Sepanjang sejarah, gerakan radikal senantiasa mendapat tantangan dari gerakan anti-perubahan. Dalam literatur gerakan “Kiri”, menjadi Radikal artinya bertentangan dengan para elite pendukung kemapanan yang disebut kaum Reaksioner (reactionaries) atau mereka yang dianggap melanggengkan kekuasaan demi keuntungan-keuntungan dari sebuah keadaan status quo. Kaum Reaksioner misalnya adalah para pebisnis skala besar yang memang selalu ketar-ketir pada gejolak sosial sehingga memilih untuk konservatif.  Juga golongan pengusaha di atas tanah ukuran raksasa yang tak suka reforma agraria.
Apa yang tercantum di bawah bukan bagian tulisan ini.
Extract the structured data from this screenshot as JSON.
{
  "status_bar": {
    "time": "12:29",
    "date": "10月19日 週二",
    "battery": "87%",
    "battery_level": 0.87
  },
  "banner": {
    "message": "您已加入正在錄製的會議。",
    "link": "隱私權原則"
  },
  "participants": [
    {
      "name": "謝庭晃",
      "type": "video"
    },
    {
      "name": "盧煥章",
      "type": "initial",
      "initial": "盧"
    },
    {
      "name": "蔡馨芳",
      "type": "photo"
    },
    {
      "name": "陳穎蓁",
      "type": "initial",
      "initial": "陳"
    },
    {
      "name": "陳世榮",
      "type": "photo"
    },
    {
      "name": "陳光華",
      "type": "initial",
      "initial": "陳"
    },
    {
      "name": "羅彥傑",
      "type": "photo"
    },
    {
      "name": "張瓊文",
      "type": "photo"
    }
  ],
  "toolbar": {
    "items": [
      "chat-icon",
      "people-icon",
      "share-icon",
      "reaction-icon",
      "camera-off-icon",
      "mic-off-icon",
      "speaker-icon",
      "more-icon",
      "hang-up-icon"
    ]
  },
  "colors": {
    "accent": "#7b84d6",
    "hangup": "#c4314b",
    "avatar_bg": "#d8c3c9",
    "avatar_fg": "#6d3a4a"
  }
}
Mereka merasa bahwa membagikan tanah pada petani miskin adalah perampokan kejam dan tak bermoral sehingga reforma agraria harus dilawan. Militer yang dekat dengan rezim berkuasa pun masuk dalam kategori yang sama termasuk juga kelas menengah yang mendapat fasilitas dari sistem.
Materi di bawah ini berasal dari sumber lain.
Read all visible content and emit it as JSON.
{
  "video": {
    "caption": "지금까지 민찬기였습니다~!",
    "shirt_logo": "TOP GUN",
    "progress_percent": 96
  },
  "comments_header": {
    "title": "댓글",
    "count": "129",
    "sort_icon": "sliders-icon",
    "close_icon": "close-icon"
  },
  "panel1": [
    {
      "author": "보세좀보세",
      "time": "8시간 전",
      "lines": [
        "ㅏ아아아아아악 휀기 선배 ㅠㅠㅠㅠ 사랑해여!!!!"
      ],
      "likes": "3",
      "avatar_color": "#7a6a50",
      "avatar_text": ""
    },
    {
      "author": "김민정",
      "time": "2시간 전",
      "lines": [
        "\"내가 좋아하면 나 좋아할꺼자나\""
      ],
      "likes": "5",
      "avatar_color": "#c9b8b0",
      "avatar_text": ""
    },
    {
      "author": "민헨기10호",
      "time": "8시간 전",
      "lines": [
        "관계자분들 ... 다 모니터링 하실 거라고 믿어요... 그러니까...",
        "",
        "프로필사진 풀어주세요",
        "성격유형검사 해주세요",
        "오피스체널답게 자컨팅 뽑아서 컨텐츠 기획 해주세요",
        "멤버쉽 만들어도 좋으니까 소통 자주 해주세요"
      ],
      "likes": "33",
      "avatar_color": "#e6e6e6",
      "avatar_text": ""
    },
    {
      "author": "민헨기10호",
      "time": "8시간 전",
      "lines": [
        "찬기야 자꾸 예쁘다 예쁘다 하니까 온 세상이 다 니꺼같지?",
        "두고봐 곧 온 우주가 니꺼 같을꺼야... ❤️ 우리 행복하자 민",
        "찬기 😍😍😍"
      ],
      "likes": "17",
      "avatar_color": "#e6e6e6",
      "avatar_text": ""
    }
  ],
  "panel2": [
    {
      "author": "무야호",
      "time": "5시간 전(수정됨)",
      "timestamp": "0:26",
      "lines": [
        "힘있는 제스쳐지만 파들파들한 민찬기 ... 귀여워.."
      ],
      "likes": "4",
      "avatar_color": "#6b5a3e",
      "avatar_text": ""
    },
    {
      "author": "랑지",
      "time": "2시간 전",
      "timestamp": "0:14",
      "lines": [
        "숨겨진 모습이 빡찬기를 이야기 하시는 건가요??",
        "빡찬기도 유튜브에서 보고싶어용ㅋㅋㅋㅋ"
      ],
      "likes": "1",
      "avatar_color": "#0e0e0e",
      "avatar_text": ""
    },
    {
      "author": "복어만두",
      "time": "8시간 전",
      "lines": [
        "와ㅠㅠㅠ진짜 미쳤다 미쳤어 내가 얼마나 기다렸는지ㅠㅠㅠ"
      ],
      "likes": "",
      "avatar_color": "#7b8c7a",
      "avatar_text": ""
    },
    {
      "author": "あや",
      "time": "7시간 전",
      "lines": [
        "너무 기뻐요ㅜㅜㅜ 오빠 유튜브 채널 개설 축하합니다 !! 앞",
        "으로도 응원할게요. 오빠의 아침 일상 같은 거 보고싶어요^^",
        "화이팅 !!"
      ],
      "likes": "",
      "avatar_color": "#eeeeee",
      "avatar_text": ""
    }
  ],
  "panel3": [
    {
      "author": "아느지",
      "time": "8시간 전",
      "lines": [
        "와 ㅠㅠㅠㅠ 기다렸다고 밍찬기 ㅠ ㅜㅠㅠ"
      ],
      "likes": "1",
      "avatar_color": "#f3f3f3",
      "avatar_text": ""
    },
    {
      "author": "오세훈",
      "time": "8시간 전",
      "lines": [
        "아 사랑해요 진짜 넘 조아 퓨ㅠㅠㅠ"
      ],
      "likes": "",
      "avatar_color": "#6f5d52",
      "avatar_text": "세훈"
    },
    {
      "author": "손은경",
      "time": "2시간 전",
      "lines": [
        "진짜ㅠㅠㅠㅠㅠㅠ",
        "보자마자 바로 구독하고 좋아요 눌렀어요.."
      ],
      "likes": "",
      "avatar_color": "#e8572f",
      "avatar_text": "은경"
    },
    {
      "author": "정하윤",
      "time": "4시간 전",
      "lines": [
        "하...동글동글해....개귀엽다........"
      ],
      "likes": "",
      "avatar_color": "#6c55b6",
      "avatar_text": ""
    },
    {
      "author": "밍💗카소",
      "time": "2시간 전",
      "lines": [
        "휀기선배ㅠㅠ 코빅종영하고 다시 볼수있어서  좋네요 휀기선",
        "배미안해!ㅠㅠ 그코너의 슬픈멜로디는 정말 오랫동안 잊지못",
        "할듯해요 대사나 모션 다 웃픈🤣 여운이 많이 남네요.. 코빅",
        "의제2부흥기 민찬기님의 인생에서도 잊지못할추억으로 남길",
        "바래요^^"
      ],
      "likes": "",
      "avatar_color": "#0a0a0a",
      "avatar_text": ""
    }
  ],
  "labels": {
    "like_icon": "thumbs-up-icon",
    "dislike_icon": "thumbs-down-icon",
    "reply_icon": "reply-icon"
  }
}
Diskusi panas antitesis dua kubu antara kaum radikal dan reaksioner adalah perdebatan khas dalam analisis politik ekonomi gerakan sosial di masa 1960-an.  Namun era diskusi ini sudah lewat dengan kemenangan rezim “Kanan” di mana-mana yang membuat kapitalisme menjadi arus berpikir utama pada hari ini. Kini Kapitalisme bukan saja sebuah prinsip ekonomi namun juga menjadi jadi sistem sosial yang menciptakan nilai dan moralitas tentang salah dan benar yang disuka golongan Reaksioner di atas. Pada hari ini kita tidak lagi menemukan “debat ideologis” tentang arah pembangunan ekonomi dalam buku-buku baru.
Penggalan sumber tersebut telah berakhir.